GÜNEYDOĞU

Bitlis'teki Kef Kalesi'nde yeni buluntular ortaya çıktı

Urartu Kralı II. Rusa tarafından Bitlis'in Adilcevaz ilçesinde 2 bin 300 metre yükseklikte inşa ettirilen Kef Kalesi'nde gerçekleştirilen arkeolojik kazılarda dikkate değer buluntular gün yüzüne çıkarıldı.

Abone Ol

AMED TIMES - Kazı sırasında üç fil ayağı, çakmak taşı ve obsidiyenden yapılmış aletler, çeşitli seramik eserler ve hayvan kemikleri keşfedildi.

 Van YYÜ Edebiyat Fakültesi Arkeoloji Bölümü Öğretim Üyesi Doç. Dr. İsmail Coşku:

"Bu yıl tespit ettiğimiz fil ayaklarının yıkılmış olanlarını tekrar ayağa kaldırarak hem turizme kazandırılmasını hem de kalemizin daha güzel bir görünüme kavuşmasını sağlayacağız" diye konuştu.

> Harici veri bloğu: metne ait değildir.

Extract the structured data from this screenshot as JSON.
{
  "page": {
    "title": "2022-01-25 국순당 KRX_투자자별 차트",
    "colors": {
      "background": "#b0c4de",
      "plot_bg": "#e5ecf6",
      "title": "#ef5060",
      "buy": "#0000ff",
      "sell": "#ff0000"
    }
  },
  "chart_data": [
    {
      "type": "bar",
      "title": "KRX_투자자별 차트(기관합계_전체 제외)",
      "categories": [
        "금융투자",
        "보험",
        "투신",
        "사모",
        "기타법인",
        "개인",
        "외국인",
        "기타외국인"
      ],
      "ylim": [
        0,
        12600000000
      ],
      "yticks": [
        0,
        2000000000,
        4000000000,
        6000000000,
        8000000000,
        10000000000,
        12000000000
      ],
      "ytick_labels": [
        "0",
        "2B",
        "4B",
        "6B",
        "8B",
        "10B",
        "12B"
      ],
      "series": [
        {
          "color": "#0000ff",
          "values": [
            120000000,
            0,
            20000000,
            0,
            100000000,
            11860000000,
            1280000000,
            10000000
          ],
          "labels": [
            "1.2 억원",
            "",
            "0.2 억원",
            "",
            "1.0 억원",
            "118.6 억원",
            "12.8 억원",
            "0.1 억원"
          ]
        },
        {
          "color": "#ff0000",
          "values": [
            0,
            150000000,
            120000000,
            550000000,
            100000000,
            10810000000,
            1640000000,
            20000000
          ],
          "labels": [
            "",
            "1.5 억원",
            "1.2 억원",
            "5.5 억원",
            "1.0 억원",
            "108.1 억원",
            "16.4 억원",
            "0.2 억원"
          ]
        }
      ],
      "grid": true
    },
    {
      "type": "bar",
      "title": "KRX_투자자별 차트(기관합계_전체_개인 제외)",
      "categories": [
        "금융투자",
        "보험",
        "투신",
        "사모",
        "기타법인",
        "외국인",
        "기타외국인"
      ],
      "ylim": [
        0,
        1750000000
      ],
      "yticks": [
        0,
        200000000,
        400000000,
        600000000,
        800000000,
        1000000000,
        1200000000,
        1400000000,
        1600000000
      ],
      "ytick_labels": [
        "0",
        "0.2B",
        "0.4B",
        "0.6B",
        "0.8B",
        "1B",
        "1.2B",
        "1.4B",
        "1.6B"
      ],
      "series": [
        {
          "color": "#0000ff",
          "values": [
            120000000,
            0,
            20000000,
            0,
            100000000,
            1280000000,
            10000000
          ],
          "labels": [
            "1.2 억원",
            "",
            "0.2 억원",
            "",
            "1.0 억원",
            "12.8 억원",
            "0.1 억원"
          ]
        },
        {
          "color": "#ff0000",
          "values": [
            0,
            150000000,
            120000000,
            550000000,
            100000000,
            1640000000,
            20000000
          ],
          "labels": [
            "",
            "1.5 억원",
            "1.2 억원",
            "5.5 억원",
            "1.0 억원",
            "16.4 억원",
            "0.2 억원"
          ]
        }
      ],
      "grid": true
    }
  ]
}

Bitlis'in Adilcevaz ilçesinde, Urartular döneminde 2 bin 300 metre rakımda inşa edilen Kef Kalesi'nde yürütülen arkeolojik kazılarda gün yüzüne çıkarılan buluntular, Urartu tarihine dair önemli bilgiler sunuyor ve bu döneme dair karanlık noktaları aydınlatıyor.

Urartu Kralı 2. Rusa'nın Süphan Dağı eteğinde Adilcevaz, Malazgirt Ovası ve Van Gölü'ne hakim tepeye inşa ettirdiği 2 bin 700 yıllık kalede, Kültür ve Turizm Bakanlığının izniyle Van Yüzüncü Yıl Üniversitesi (Van YYÜ) Edebiyat Fakültesi Arkeoloji Bölümü Öğretim Üyesi Doç. Dr. İsmail Coşkun başkanlığında kazı çalışmaları yürütülüyor.

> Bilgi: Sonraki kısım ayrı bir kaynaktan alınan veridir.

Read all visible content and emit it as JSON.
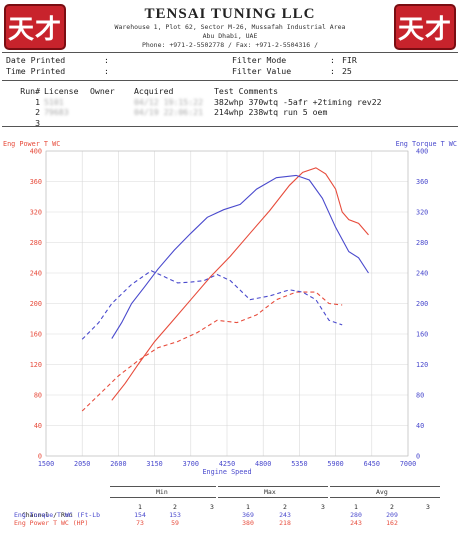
{
  "header": {
    "logo_glyph": "天才",
    "company_name": "TENSAI TUNING LLC",
    "address_line1": "Warehouse 1, Plot 62, Sector M-26, Mussafah Industrial Area",
    "address_line2": "Abu Dhabi, UAE",
    "contact_line": "Phone: +971-2-5502778 /  Fax: +971-2-5504316 /"
  },
  "info": {
    "date_printed_label": "Date Printed",
    "time_printed_label": "Time Printed",
    "colon": ":",
    "filter_mode_label": "Filter Mode",
    "filter_value_label": "Filter Value",
    "filter_mode_value": "FIR",
    "filter_value_value": "25"
  },
  "runs": {
    "headers": {
      "run": "Run#",
      "license": "License",
      "owner": "Owner",
      "acquired": "Acquired",
      "comments": "Test Comments"
    },
    "rows": [
      {
        "run": "1",
        "license": "5101",
        "owner": "",
        "acquired": "04/12 19:15:22",
        "comment": "382whp 370wtq -5afr +2timing rev22"
      },
      {
        "run": "2",
        "license": "79683",
        "owner": "",
        "acquired": "04/19 22:06:21",
        "comment": "214whp 238wtq run 5 oem"
      },
      {
        "run": "3",
        "license": "",
        "owner": "",
        "acquired": "",
        "comment": ""
      }
    ]
  },
  "chart_data": {
    "type": "line",
    "left_axis_title": "Eng Power T WC",
    "right_axis_title": "Eng Torque T WC",
    "x_axis_title": "Engine Speed",
    "xlim": [
      1500,
      7000
    ],
    "ylim": [
      0,
      400
    ],
    "x_ticks": [
      "1500",
      "2050",
      "2600",
      "3150",
      "3700",
      "4250",
      "4800",
      "5350",
      "5900",
      "6450",
      "7000"
    ],
    "y_ticks": [
      "0",
      "40",
      "80",
      "120",
      "160",
      "200",
      "240",
      "280",
      "320",
      "360",
      "400"
    ],
    "grid": true,
    "colors": {
      "power": "#e74c3c",
      "torque": "#4a4acd",
      "grid": "#d9d9d9"
    },
    "series": [
      {
        "name": "Eng Power T WC",
        "run": "1",
        "style": "solid",
        "color": "#e74c3c",
        "x": [
          2500,
          2700,
          2900,
          3150,
          3400,
          3700,
          4000,
          4300,
          4600,
          4900,
          5200,
          5400,
          5600,
          5750,
          5900,
          6000,
          6100,
          6250,
          6400
        ],
        "y": [
          73,
          95,
          120,
          150,
          175,
          205,
          235,
          262,
          292,
          322,
          355,
          372,
          378,
          370,
          350,
          320,
          310,
          305,
          290
        ]
      },
      {
        "name": "Eng Torque T WC",
        "run": "1",
        "style": "solid",
        "color": "#4a4acd",
        "x": [
          2500,
          2650,
          2800,
          3000,
          3200,
          3450,
          3700,
          3950,
          4200,
          4450,
          4700,
          5000,
          5300,
          5500,
          5700,
          5900,
          6100,
          6250,
          6400
        ],
        "y": [
          154,
          175,
          200,
          222,
          245,
          270,
          292,
          313,
          323,
          330,
          350,
          365,
          368,
          362,
          338,
          300,
          268,
          260,
          240
        ]
      },
      {
        "name": "Eng Power T WC",
        "run": "2",
        "style": "dashed",
        "color": "#e74c3c",
        "x": [
          2050,
          2300,
          2600,
          2900,
          3200,
          3500,
          3800,
          4100,
          4400,
          4700,
          5000,
          5300,
          5600,
          5800,
          6000
        ],
        "y": [
          59,
          80,
          105,
          125,
          142,
          150,
          162,
          178,
          175,
          185,
          205,
          215,
          215,
          200,
          198
        ]
      },
      {
        "name": "Eng Torque T WC",
        "run": "2",
        "style": "dashed",
        "color": "#4a4acd",
        "x": [
          2050,
          2300,
          2500,
          2800,
          3100,
          3300,
          3500,
          3700,
          3900,
          4100,
          4300,
          4600,
          4900,
          5200,
          5400,
          5600,
          5800,
          6000
        ],
        "y": [
          153,
          175,
          200,
          225,
          243,
          235,
          227,
          228,
          230,
          238,
          230,
          205,
          210,
          218,
          215,
          205,
          178,
          172
        ]
      }
    ]
  },
  "summary": {
    "group_min": "Min",
    "group_max": "Max",
    "group_avg": "Avg",
    "channel_label": "Channel / Run",
    "run_numbers": [
      "1",
      "2",
      "3"
    ],
    "rows": [
      {
        "label": "Eng Torque T WC (Ft-Lb",
        "color": "#4a4acd",
        "min": [
          "154",
          "153",
          ""
        ],
        "max": [
          "369",
          "243",
          ""
        ],
        "avg": [
          "280",
          "209",
          ""
        ]
      },
      {
        "label": "Eng Power T WC (HP)",
        "color": "#e74c3c",
        "min": [
          "73",
          "59",
          ""
        ],
        "max": [
          "380",
          "218",
          ""
        ],
        "avg": [
          "243",
          "162",
          ""
        ]
      }
    ]
  }
}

Geçen yıllarda fil ayakları, mutfak ve hizmet odalarının ortaya çıkarıldığı kalenin en büyük ve en yüksek konumundaki salonunda bu yıl 20 kişilik ekiple yürütülen çalışmalarda 3 fil ayağı, çakmak taşı, obsidiyen (cam kaya) aletler, seramikler ile hayvan kemiklerine rastlandı.

Doç. Dr. Coşkun, bu yıl kazı çalışmalarını kalenin yukarı salon olarak adlandırılan bölümünde yoğunlaştırdıklarını ifade etti.

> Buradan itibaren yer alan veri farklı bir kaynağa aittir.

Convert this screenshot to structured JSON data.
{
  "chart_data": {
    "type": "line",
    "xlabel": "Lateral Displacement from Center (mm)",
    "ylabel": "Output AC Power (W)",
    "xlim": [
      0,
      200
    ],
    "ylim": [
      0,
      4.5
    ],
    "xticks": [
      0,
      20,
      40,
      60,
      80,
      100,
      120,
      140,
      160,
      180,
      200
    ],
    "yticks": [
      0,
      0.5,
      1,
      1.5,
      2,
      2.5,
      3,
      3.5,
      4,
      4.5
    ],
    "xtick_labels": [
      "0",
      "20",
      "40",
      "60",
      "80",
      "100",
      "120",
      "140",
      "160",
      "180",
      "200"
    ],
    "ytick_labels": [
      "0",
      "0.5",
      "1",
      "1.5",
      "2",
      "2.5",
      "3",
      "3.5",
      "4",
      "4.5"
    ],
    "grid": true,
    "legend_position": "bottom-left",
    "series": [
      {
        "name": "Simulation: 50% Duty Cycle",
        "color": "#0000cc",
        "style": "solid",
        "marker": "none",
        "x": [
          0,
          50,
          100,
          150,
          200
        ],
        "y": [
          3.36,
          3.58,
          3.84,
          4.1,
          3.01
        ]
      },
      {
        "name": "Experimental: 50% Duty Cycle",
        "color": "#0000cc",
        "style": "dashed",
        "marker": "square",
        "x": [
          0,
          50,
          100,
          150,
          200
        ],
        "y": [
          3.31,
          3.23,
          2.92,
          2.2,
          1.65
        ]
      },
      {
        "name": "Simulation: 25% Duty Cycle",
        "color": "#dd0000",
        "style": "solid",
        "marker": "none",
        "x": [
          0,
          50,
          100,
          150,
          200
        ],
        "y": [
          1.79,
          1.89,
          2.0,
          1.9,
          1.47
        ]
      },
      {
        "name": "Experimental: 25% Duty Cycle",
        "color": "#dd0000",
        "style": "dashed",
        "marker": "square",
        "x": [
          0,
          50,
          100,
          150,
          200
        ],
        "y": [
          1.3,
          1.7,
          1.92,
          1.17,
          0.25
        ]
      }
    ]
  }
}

Kazılar sürdükçe yeni yapıların ortaya çıktığını anlatan Coşkun, "Urartu mavisi boyalara ve yine Urartuların kullandığı saray seramiklerine sıklıkla rastlıyoruz. Mutfak bölümünde öğütme taşlarına ve çok fazla hayvan kemiğine rastladık. Burada hayvan kesimi veya kurban töreni düzenlenmiş olabilir. Çakmak taşı ve obsidiyen aletler ile çok fazla seramik parçaları da çıkmakta." dedi.

Kalenin yapımında çok fazla bazalt taşının kullanıldığını belirten Coşkun, şunları ekledi:

"Burası, Urartu döneminde bu kadar çok bazalt kullanılan tek kaledir. 2 bin 300 rakımda kazı çalışması yapıyoruz. Yüksek rakımda kazı çalışması yapılan yerlerden biri. Bizi zorlayan bir alanda çalışıyoruz. Kalemiz, Süphan Dağı'nın eteğinde yer alıyor. Muhtemelen Süphan Dağı'ndan getirdikleri bazalt taşıyla kale inşa etmişler. Kalede günlerce sürdüğü tahmin edilen büyük bir yangın yaşanmış. Salon bölümünü gün yüzüne çıkarırken yaklaşık 60-70 santimetrelik kül tabakasıyla karşılaştık. Bu yıl tespit ettiğimiz fil ayaklarının yıkılmış olanlarını tekrar ayağa kaldırarak hem turizme kazandırılmasını hem de kalemizin daha güzel bir görünüme kavuşmasını sağlayacağız."